There is no confusion there, you have to parse those statements (C++ and English) according to their grammatical structure. Source code is description of program in language understandable for humans. Programming language is a tool of human cooperation.

CWG529 removed need to understand intuitively by changing wording to explain order and content of template-ids.

Here you declared template of class A with template parameter T, which contains class B and a nested declaration of template class C with template parameter U, which contains a method show():

template<class T> struct A {
  struct B { };
  template<class U> struct C { 
      void show();
  };
};

Here you declared, that for explicitly specialized template class A (which required to have it declared first) with T = int that there is a template class C which contains method show()

template<>
template<typename U>
struct A<int>::C{  //#2
    void show();
};

This declaration doesn't contradict previous one, but because it's a specialization of class A, it may expand it!

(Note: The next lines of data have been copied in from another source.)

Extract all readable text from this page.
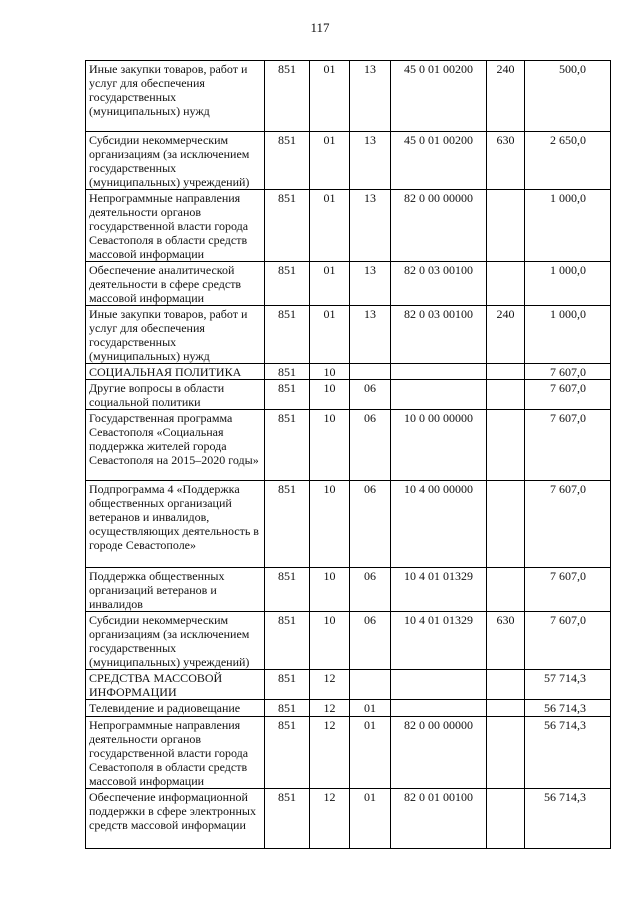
117
Иные закупки товаров, работ и услуг для обеспечения государственных (муниципальных) нужд	851	01	13	45 0 01 00200	240	500,0
Субсидии некоммерческим организациям (за исключением государственных (муниципальных) учреждений)	851	01	13	45 0 01 00200	630	2 650,0
Непрограммные направления деятельности органов государственной власти города Севастополя в области средств массовой информации	851	01	13	82 0 00 00000		1 000,0
Обеспечение аналитической деятельности в сфере средств массовой информации	851	01	13	82 0 03 00100		1 000,0
Иные закупки товаров, работ и услуг для обеспечения государственных (муниципальных) нужд	851	01	13	82 0 03 00100	240	1 000,0
СОЦИАЛЬНАЯ ПОЛИТИКА	851	10				7 607,0
Другие вопросы в области социальной политики	851	10	06			7 607,0
Государственная программа Севастополя «Социальная поддержка жителей города Севастополя на 2015–2020 годы»	851	10	06	10 0 00 00000		7 607,0
Подпрограмма 4 «Поддержка общественных организаций ветеранов и инвалидов, осуществляющих деятельность в городе Севастополе»	851	10	06	10 4 00 00000		7 607,0
Поддержка общественных организаций ветеранов и инвалидов	851	10	06	10 4 01 01329		7 607,0
Субсидии некоммерческим организациям (за исключением государственных (муниципальных) учреждений)	851	10	06	10 4 01 01329	630	7 607,0
СРЕДСТВА МАССОВОЙ ИНФОРМАЦИИ	851	12				57 714,3
Телевидение и радиовещание	851	12	01			56 714,3
Непрограммные направления деятельности органов государственной власти города Севастополя в области средств массовой информации	851	12	01	82 0 00 00000		56 714,3
Обеспечение информационной поддержки в сфере электронных средств массовой информации	851	12	01	82 0 01 00100		56 714,3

You can do this:

template<>
template<typename U>
struct A<int>::C{  //#4
    void hide();
};

Which means that for any A with T=int, there is a template class C that got member hide(). But other A's will have template class C with member show(). What previous statement did that it removed any doubts about content of C for this A's specialization.

Now this only defines member function show() for all C's contained in A<int>:

template<>
template<typename U>
void A<int>::C<U>::show(){  //#3

}

You don't have an explicit specialization of C here, which is an enclosing class for show(). the memeber id show() is preceded by an unspecialized template-id template<typename U> ... C<U>. There is only a definition of member function but it requires a visible declaration of that template C - the #2 part. The visibility may be attained by various means and "the scope" mentioned is generalized description of it.

Omitting part #2 would be a semantic equivalent of writing:

class C;

void C::show() { // ill-formed - C is an incomplete type.
}

We would know that all of A's contain some class C, but we don't have a complete definition for that particular C in specialized A<int> (and it may be different).

This statement actually states that specialization C<int>nested in specialization A<int> contains show()

template<>
template<>
void A<int>::C<int>::show(){  //#1

}

Any possibility of contradiction, ambiguity or uncertainty (aside from undefined behavior) are leading to ill-formed code and rules are meant to form the framework of limitations against which the code should be checked. With absence of #2, the #3 at some point could be followed by #4, then the #3 statement would become illegal and thus it is deemed as such. #2 and #4 at same time would be two definitions of same thing which also leads either to ill-formed code if they are present in same unit, or they would lead to undefined behavior if they are present in separate units within program.